Startled to find that I had been so obviously staring at the man on the sidewalk, I turned quickly sideways—but following my gaze, the fairy had already discovered where I had been looking.
“Look,” he said to the other one, “theres that strange man again. Hes here every weekend—just stands there. Ive never seen him go with anyone. He just stands there.”
“I wouldnt be too Interested in him, hon,” the other one warned me. “He may be welldressed—but he doesnt look like a score.” And now I knew they had been hip to my scene all along, trying to con me with the weed. “Hes kinda cute, too—but not Young enough,” he added.
“He looks like a plainclothes dick to me,” said the first one—then turning to me: “Is ‘dick’ the right word, hon?—it sounds so strangely dated or something. Or would a plain-clothesman also be referred to as fuzz’?”

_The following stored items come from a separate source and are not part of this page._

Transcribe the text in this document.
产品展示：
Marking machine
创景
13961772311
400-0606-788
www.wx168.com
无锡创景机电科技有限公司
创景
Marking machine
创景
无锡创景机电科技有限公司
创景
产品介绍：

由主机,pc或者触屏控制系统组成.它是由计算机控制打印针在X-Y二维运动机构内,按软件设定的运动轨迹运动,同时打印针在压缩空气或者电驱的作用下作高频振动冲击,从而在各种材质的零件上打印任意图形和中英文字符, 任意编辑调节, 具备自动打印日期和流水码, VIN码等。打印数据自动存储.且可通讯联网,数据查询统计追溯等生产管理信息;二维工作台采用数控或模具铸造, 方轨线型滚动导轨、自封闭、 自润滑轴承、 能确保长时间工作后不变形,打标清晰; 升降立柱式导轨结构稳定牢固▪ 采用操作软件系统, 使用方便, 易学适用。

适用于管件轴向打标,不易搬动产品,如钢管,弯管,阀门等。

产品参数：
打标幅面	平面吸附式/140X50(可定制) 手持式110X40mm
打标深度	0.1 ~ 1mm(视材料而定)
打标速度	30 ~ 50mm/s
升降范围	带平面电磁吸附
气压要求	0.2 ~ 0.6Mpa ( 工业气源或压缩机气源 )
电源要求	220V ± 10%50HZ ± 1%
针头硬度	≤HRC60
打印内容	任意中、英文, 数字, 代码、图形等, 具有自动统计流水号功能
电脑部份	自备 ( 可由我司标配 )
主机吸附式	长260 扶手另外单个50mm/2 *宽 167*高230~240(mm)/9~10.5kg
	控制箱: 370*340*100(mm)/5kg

“‘Dick’—like Dick Tracy,” I said with a straight face.
He was right: The man did look like a plainclothes detective. Obviously, others had noticed him. The fairy next to me is saying: “Thats all he could be—a plainclothes dick!”
But the other one was already dismissing him: “Why dont you take your pants off, hon,” hes saying to me, “so we can see what you look like all over—before buying?” And so hes decided this is the only way.
“Im not wearing trunks,” I said.
“Thats exactly what I mean,” he said, throwing up his hands in glee. “Lets see what you
really
look like!”
That did it. I mumbled something about having to leave, and I walked away. They said something, but I didnt hear what it was—undoubtedly something Bitchy.
But had I left really because I was annoyed at what he had said?—or was it that I had wanted all along to do what I was now doing?... I sat on the concrete ledge—near the man in sportclothes. Glancing up purposely suddenly, I see him looking at me. I wiped the sand off my pants, I light a cigarette—stretching the time that I could stay there without being obvious. This time I look at him directly for a response. He smiles at me.